The study also advocated blanket testing of healthcare workers.
It said that considering India has a dearth of healthcare workers, an effective way of protecting them and their patients will be to test them rigorously instead of keeping them away into isolation.
‘Contacts should ideally be tested at end of quarantine’
Talking about asymptomatic cases, the study said most asymptomatic cases go under the radar due to increased focus on testing of symptomatic cases, which could possibly be the reason for the spread of the disease.
“With emerging evidence of infectious asymptomatics, it is prudent to modify the public health response to address these concerns. Thus, all contacts should ideally be tested at the end of quarantine irrespective of symptoms,” it said.
The study also found that detecting asymptomatic cases through testing will delay the transmission to an extent where the total number of cases and symptomatic cases will reduce.
“This finding will increasingly approximate reality if asymptomatics play a larger role in transmission,” said the study.

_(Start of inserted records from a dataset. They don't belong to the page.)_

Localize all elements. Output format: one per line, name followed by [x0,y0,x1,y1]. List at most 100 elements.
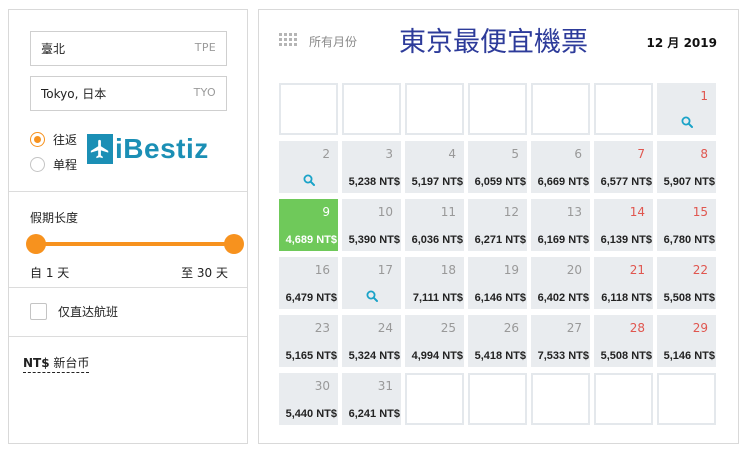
day-price: 6,402 NT$ [537,292,589,304]
calendar-day-6[interactable]: 6 6,669 NT$ [531,141,590,193]
calendar-day-7[interactable]: 7 6,577 NT$ [594,141,653,193]
calendar-day-12[interactable]: 12 6,271 NT$ [468,199,527,251]
one-way-radio[interactable] [30,156,45,172]
day-number: 1 [700,89,708,103]
calendar-day-1[interactable]: 1 [657,83,716,135]
all-months-link[interactable]: 所有月份 [309,33,357,50]
search-filter-panel: TPE TYO 往返 单程 iBestiz 假期长度 自 1 天 至 30 天 … [8,9,248,444]
day-price: 5,440 NT$ [285,408,337,420]
calendar-day-14[interactable]: 14 6,139 NT$ [594,199,653,251]
round-trip-option[interactable]: 往返 [30,130,77,148]
day-price: 6,059 NT$ [474,176,526,188]
day-number: 29 [692,321,708,335]
calendar-day-27[interactable]: 27 7,533 NT$ [531,315,590,367]
calendar-day-13[interactable]: 13 6,169 NT$ [531,199,590,251]
calendar-empty-cell [531,373,590,425]
calendar-empty-cell [405,373,464,425]
divider [9,336,247,337]
day-number: 10 [377,205,393,219]
origin-input[interactable] [31,32,181,65]
calendar-day-21[interactable]: 21 6,118 NT$ [594,257,653,309]
day-price: 7,533 NT$ [537,350,589,362]
month-label: 12 月 2019 [646,36,717,50]
one-way-option[interactable]: 单程 [30,155,77,173]
day-price: 6,669 NT$ [537,176,589,188]
origin-field[interactable]: TPE [30,31,227,66]
day-price: 6,036 NT$ [411,234,463,246]
day-price: 6,271 NT$ [474,234,526,246]
direct-flights-checkbox[interactable] [30,303,47,320]
calendar-day-31[interactable]: 31 6,241 NT$ [342,373,401,425]
day-number: 22 [692,263,708,277]
calendar-title: 東京最便宜機票 [399,27,588,58]
direct-flights-filter[interactable]: 仅直达航班 [30,303,118,320]
day-number: 2 [322,147,330,161]
divider [9,287,247,288]
calendar-day-8[interactable]: 8 5,907 NT$ [657,141,716,193]
duration-min-handle[interactable] [26,234,46,254]
logo-text: iBestiz [115,133,209,164]
search-icon[interactable] [681,113,693,132]
currency-code: NT$ [23,356,50,370]
calendar-day-9[interactable]: 9 4,689 NT$ [279,199,338,251]
calendar-day-16[interactable]: 16 6,479 NT$ [279,257,338,309]
origin-code: TPE [194,41,216,54]
search-icon[interactable] [366,287,378,306]
calendar-day-25[interactable]: 25 4,994 NT$ [405,315,464,367]
day-price: 5,146 NT$ [663,350,715,362]
day-price: 6,169 NT$ [537,234,589,246]
search-icon[interactable] [303,171,315,190]
day-number: 15 [692,205,708,219]
day-number: 3 [385,147,393,161]
calendar-day-26[interactable]: 26 5,418 NT$ [468,315,527,367]
day-number: 26 [503,321,519,335]
currency-name: 新台币 [53,356,90,370]
calendar-day-10[interactable]: 10 5,390 NT$ [342,199,401,251]
one-way-label: 单程 [53,157,78,172]
calendar-day-17[interactable]: 17 [342,257,401,309]
day-price: 4,994 NT$ [411,350,463,362]
calendar-day-19[interactable]: 19 6,146 NT$ [468,257,527,309]
calendar-empty-cell [342,83,401,135]
day-price: 5,324 NT$ [348,350,400,362]
grid-icon[interactable] [279,32,297,51]
day-number: 5 [511,147,519,161]
day-number: 27 [566,321,582,335]
calendar-day-18[interactable]: 18 7,111 NT$ [405,257,464,309]
calendar-day-30[interactable]: 30 5,440 NT$ [279,373,338,425]
duration-max-handle[interactable] [224,234,244,254]
day-number: 13 [566,205,582,219]
destination-input[interactable] [31,77,181,110]
day-price: 5,238 NT$ [348,176,400,188]
day-number: 17 [377,263,393,277]
day-number: 11 [440,205,456,219]
calendar-day-29[interactable]: 29 5,146 NT$ [657,315,716,367]
calendar-day-24[interactable]: 24 5,324 NT$ [342,315,401,367]
calendar-empty-cell [279,83,338,135]
day-number: 14 [629,205,645,219]
calendar-day-20[interactable]: 20 6,402 NT$ [531,257,590,309]
day-price: 6,479 NT$ [285,292,337,304]
calendar-day-15[interactable]: 15 6,780 NT$ [657,199,716,251]
duration-min-label: 自 1 天 [30,266,70,280]
day-price: 5,907 NT$ [663,176,715,188]
day-number: 6 [574,147,582,161]
duration-slider-track[interactable] [36,242,234,246]
calendar-empty-cell [468,373,527,425]
destination-field[interactable]: TYO [30,76,227,111]
round-trip-label: 往返 [53,132,78,147]
calendar-day-23[interactable]: 23 5,165 NT$ [279,315,338,367]
day-price: 5,197 NT$ [411,176,463,188]
calendar-day-4[interactable]: 4 5,197 NT$ [405,141,464,193]
calendar-day-3[interactable]: 3 5,238 NT$ [342,141,401,193]
calendar-day-2[interactable]: 2 [279,141,338,193]
currency-selector[interactable]: NT$ 新台币 [23,354,90,373]
day-number: 7 [637,147,645,161]
calendar-day-11[interactable]: 11 6,036 NT$ [405,199,464,251]
calendar-day-22[interactable]: 22 5,508 NT$ [657,257,716,309]
day-price: 6,241 NT$ [348,408,400,420]
calendar-day-5[interactable]: 5 6,059 NT$ [468,141,527,193]
day-price: 6,577 NT$ [600,176,652,188]
calendar-day-28[interactable]: 28 5,508 NT$ [594,315,653,367]
round-trip-radio[interactable] [30,131,45,147]
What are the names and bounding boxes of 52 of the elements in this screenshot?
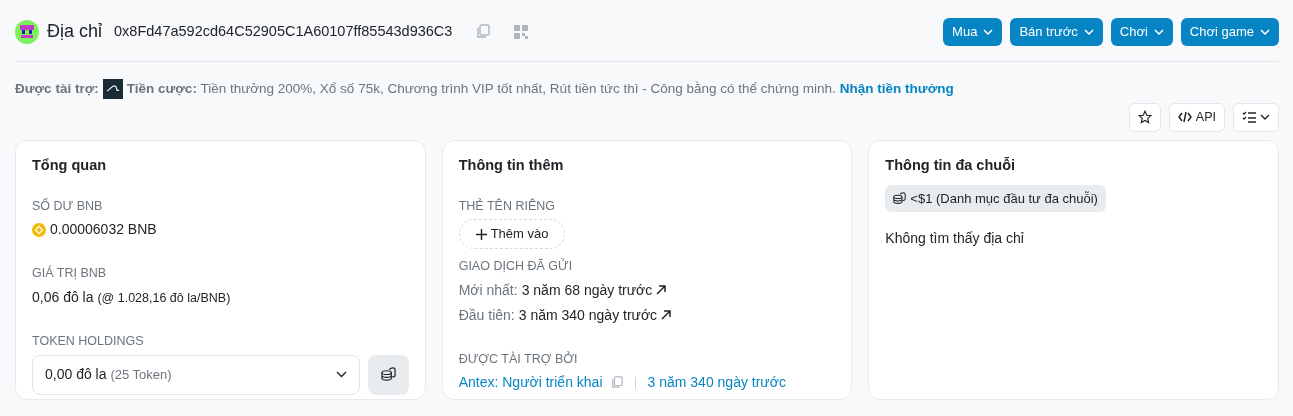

Advocating the need for pooled testing, the study said: “Pooling can also be used for community surveillance and has the potential to drastically increase detection capabilities while saving costs and resources. Pooling should be used wherever possible, while also enhancing research to boost pool size and accuracy.”
The study also emphasised on the need to have “highly effective and disruptive interventions” in places and communities with high infection rates.
“Highly effective and disruptive interventions should be targeted to areas with active hotspots and high community transmission. It will be essential to build robust disease surveillance systems to assess the relative impact of each intervention in real-time and reduce the time delay to response,” it stated.